||05-04-2020 11:05 PM
A follow up on the frozen cylinders. I helped my friend take his front cylinder heads off and found the left piston and the cylinder in front of it heavily coated with calcium deposits. The woes of not using distilled water. We thought we could partially remove the rear cylinder heads, actually just slid them back on the piston rods, but this a big chore since the crosshead guides need to be removed with them along with running boards, connecting rods , etc.. This precluded examining the rear of the cylinders and we just assumed they were probably similar to the front.

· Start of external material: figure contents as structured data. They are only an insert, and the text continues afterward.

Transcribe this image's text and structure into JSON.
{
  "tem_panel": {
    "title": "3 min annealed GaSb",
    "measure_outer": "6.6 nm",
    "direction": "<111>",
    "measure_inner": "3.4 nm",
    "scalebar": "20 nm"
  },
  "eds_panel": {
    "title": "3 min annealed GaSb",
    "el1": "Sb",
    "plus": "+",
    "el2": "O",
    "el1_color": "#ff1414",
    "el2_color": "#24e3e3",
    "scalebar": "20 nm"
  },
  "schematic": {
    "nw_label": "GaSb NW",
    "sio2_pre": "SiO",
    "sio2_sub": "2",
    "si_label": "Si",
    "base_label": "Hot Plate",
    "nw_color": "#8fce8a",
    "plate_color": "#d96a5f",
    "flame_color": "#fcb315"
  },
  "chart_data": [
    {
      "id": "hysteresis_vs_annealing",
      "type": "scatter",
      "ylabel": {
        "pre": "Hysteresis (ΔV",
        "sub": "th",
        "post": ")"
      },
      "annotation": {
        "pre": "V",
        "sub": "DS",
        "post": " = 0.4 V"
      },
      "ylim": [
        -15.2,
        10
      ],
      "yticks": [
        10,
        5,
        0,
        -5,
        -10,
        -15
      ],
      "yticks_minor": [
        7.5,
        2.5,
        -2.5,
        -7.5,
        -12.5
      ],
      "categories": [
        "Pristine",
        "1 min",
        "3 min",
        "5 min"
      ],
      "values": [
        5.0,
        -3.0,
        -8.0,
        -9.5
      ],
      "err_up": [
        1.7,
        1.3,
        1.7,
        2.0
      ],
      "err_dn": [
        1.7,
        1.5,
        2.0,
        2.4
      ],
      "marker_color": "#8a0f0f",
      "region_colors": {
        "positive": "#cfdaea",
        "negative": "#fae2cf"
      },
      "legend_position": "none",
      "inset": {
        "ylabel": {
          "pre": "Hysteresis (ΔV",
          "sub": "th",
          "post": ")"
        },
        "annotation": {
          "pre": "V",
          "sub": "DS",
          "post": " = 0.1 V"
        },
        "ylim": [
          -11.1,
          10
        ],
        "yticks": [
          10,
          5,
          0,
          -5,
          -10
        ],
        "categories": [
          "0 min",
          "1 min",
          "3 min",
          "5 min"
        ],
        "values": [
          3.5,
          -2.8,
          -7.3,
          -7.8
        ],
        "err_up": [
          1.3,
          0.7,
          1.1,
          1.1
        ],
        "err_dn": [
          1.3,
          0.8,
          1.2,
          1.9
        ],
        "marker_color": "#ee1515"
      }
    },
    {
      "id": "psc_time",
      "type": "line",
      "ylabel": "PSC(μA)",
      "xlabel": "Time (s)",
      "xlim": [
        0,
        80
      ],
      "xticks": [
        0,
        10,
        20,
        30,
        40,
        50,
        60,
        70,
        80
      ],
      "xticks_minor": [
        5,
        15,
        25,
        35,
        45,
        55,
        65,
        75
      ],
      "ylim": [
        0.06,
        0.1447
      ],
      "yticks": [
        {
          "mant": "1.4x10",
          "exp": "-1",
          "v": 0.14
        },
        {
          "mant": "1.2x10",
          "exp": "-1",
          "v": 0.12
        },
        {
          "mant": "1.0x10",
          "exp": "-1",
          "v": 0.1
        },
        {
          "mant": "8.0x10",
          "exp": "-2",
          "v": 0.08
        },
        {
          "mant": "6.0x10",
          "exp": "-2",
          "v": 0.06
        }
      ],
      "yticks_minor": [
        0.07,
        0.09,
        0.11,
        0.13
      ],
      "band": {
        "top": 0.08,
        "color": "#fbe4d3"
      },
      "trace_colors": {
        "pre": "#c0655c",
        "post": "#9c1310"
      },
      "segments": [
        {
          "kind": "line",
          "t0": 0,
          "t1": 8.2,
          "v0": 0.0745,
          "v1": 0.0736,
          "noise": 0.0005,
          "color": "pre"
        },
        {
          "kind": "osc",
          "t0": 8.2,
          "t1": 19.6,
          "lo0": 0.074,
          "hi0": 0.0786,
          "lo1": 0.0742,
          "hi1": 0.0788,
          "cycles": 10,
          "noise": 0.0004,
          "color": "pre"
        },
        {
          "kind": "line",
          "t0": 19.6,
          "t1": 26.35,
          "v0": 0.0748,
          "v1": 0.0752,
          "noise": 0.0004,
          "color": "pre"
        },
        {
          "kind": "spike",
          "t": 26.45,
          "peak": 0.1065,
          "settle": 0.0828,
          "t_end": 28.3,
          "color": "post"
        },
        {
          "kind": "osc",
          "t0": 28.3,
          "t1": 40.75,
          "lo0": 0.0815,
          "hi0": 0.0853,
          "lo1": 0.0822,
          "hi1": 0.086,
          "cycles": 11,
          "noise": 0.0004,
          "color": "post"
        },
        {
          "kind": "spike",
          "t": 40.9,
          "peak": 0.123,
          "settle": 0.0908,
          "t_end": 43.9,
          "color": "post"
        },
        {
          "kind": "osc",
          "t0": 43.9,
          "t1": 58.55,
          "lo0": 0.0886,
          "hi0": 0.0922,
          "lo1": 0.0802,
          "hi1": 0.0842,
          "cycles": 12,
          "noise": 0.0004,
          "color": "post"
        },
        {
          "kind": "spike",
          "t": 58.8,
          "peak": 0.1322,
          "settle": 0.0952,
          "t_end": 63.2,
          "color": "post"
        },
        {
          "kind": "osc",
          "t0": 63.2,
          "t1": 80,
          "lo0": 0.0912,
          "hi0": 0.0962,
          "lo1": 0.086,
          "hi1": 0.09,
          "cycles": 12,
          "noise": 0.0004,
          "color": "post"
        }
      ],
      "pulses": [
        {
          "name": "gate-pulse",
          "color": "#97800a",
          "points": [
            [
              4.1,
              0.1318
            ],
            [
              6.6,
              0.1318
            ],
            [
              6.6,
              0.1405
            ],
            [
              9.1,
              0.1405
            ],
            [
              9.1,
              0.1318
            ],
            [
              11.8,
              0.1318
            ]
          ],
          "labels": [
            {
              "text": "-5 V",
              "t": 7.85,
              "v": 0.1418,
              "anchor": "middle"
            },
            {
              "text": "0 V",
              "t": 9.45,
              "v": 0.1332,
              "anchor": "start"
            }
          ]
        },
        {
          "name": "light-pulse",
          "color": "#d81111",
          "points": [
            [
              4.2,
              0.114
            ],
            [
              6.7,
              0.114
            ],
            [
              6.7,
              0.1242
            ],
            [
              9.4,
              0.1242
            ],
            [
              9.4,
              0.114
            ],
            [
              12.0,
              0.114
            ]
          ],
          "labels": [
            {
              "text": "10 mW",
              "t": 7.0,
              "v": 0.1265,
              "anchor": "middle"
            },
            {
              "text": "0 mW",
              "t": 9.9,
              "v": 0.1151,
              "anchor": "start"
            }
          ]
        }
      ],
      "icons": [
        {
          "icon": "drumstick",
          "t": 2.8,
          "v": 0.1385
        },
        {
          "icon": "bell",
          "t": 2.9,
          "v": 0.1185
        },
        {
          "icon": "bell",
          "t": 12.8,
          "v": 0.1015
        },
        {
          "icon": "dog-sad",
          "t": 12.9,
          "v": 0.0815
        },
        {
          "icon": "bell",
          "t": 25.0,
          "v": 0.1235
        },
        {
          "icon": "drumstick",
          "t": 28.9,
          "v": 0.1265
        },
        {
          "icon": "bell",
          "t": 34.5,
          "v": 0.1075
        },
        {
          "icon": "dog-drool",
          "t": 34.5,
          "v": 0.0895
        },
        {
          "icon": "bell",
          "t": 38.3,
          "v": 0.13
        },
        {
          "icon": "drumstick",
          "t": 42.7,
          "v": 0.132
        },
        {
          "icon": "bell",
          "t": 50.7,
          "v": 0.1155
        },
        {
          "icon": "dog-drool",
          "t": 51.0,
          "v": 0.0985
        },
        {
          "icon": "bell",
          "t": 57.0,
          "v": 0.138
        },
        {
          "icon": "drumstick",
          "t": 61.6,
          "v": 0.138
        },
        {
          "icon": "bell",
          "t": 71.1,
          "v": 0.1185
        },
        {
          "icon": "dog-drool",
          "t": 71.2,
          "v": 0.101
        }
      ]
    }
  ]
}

We tried to use a hardwood stick to clean it up the front side; absolutely no success. The calcification would not budge and no solvents, oils, etc. would touch it. I called Torry Krutzke about this and he said that he found a similar situation with a coal fired K-27 locomotive that he repaired for a customer. He suggested that we stand the loco in a bucket, with foam in the bottom, on the cab end and put ACF 50 anticorrosion in the front of the cylinders and let the loco stand at least overnight. ACF 50 is an aircraft corrosion inhibiter/neutralizer that can be purchased in a spray can. Torry said it could be ordered in our area from "Pilot's HQ."
After sitting for a day or so soaking the front end of the cylinders we were easily able to remove the "white crap" from the front side with a small dowel and a popsicle stick. We then used the dowel and a small hammer to lightly tap the pistons from the front end of the cylinders, first one side then the other, and low and behold they broke free. Turning the wheels revealed that there were stiff spots when the pistons tried to approach the rear of the cylinders and the wheels would not fully turn over; another call to Torry.
The rear of the cylinders were then treated with the ACF-50, following Torry’s advice, by disconnecting the steam line from the throttle and, with the lubricator valve shut off, using the aerosol can and the application straw to force ACF-50 down the steam line to the cylinders. This needed, according to Torry, to be done with the johnson bar in forward or reverse, not neutral, and while spraying the ACF-50 down the steam line turning, rocking, the drive wheels forwards and backwards with the cylinder drains open. This allowed the cylinders to suck the fluid into the rear cylinder spaces and the steam chests. Again, afterwards, we stood the loco on its end, this time the front and let it sit.
The next day we returned to the project. Rocking the wheels back and forth we were able to get them to turn completely around. Attaching the front cylinder covers, we then, using a small syringe and a piece of silicone tubing attaching it to the steam line at the throttle, flooded the cylinders with 30 weight oil as we turned the wheels. With things fairly freed up and supporting the loco with wood blocks front and back and the throttle reconnected we ran it on air from a compressor. Low and behold, after about 5-10 minutes and a lot of oil with some crud ejected up the stack from the exhaust the loco ran as smooth as ever.
We really want to thank Torry or all the advice and support. Especially the tip he gave us about ACF-50. That stuff really worked.